A Autoridade Nacional de Proteção de Dados (ANPD) iniciou uma ação de monitoramento de plataformas que disponibilizam conteúdo pornográfico e serviços de acompanhantes para verificar o cumprimento das novas obrigações previstas pelo Estatuto Digital da Criança e do Adolescente (ECA Digital).

Ao todo, serão monitorados 18 sites que, segundo a agência, concentram aproximadamente 98% do tráfego desse tipo de conteúdo no Brasil. O objetivo é avaliar se as empresas estão implementando mecanismos de verificação de idade capazes de impedir o acesso de crianças e adolescentes a produtos e serviços cuja oferta é proibida para esse público.
A iniciativa representa uma das primeiras ações concretas da ANPD após a entrada em vigor do ECA Digital e do Decreto nº 12.880/2026, que atribuíram à autoridade a competência para fiscalizar fornecedores de produtos e serviços digitais quanto ao cumprimento das regras de proteção de menores no ambiente online.
Fiscalização baseada em risco
Segundo o superintendente de Fiscalização da ANPD, Fabrício Guimarães, a medida possui caráter preventivo e integra o plano de implementação das competências conferidas à agência pela nova legislação.
De acordo com o dirigente, o monitoramento busca acompanhar os processos de adequação das empresas, identificar eventuais lacunas de conformidade e produzir informações que subsidiem futuras ações fiscalizatórias.
“A atuação em relação a fornecedores de conteúdo pornográfico e serviços de acompanhantes, cujo acesso e oferta são vedados a crianças e adolescentes pela ECA e pelo ECA Digital, é medida preventiva, proporcional e baseada em risco, destinada a verificar os planos de adequação em curso, identificar eventuais lacunas de conformidade e subsidiar a atuação fiscalizatória futura da ANPD”, afirmou.
A fiscalização será realizada com base no Regulamento de Fiscalização e do Processo Administrativo Sancionador da ANPD (Resolução CD/ANPD nº 1/2021), segundo o qual o monitoramento constitui instrumento de coleta de informações para orientar a atuação regulatória da autoridade.
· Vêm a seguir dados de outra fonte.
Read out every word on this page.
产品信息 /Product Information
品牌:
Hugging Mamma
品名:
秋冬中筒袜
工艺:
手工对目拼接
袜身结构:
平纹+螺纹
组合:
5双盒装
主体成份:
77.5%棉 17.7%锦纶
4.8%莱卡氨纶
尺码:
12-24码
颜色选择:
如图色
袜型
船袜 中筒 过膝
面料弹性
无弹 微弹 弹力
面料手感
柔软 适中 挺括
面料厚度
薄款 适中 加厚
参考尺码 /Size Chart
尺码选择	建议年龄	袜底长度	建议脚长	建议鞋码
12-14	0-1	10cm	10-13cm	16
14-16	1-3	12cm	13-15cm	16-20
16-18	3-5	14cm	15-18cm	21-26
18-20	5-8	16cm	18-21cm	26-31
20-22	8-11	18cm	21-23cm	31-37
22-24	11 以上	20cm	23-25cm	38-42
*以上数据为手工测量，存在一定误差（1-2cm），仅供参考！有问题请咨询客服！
Verificação de idade passa a ser exigência
Com a entrada em vigor do ECA Digital, plataformas que disponibilizam conteúdos ou serviços proibidos para menores passaram a ser obrigadas a adotar mecanismos eficazes para restringir o acesso de crianças e adolescentes.
A iniciativa marca uma mudança relevante na atuação regulatória brasileira sobre plataformas digitais, deslocando o foco da proteção de dados pessoais para o cumprimento de deveres específicos relacionados à proteção de menores no ambiente digital.
Nos últimos meses, a ANPD já havia iniciado ações de monitoramento voltadas às lojas de aplicativos e sistemas operacionais para avaliar mecanismos de proteção de crianças e adolescentes. Agora, a fiscalização alcança diretamente plataformas de conteúdo adulto.
Plataformas monitoradas
A lista divulgada pela ANPD reúne 18 sites nacionais e internacionais de conteúdo adulto e serviços de acompanhantes:
- Xvideos
- Xvideos.red
- OnlyFans
- Pornhub
- XHamster
- XNXX
- Fatal Model
- Social Media Girls
- SambaPorno
- AnimeShentai
- HentaisTube
- Privacy
- TheHentai
- Photo Acompanhantes
- Camera Prive
- Hiper.cool
- Shokka
- ThisVid
Segundo a autoridade, essas plataformas representam aproximadamente 98% do tráfego brasileiro nesse segmento.
Próximos passos
Nesta fase, a atuação da ANPD é de monitoramento e coleta de informações. Os dados obtidos servirão para avaliar o grau de adequação das plataformas às novas exigências legais e poderão embasar futuras medidas de fiscalização, inclusive processos administrativos sancionadores, caso sejam identificados descumprimentos das obrigações previstas no ECA Digital.
A iniciativa reforça o papel da ANPD como autoridade responsável pela supervisão do cumprimento das regras de proteção de crianças e adolescentes no ambiente digital, competência ampliada pela legislação aprovada em 2026.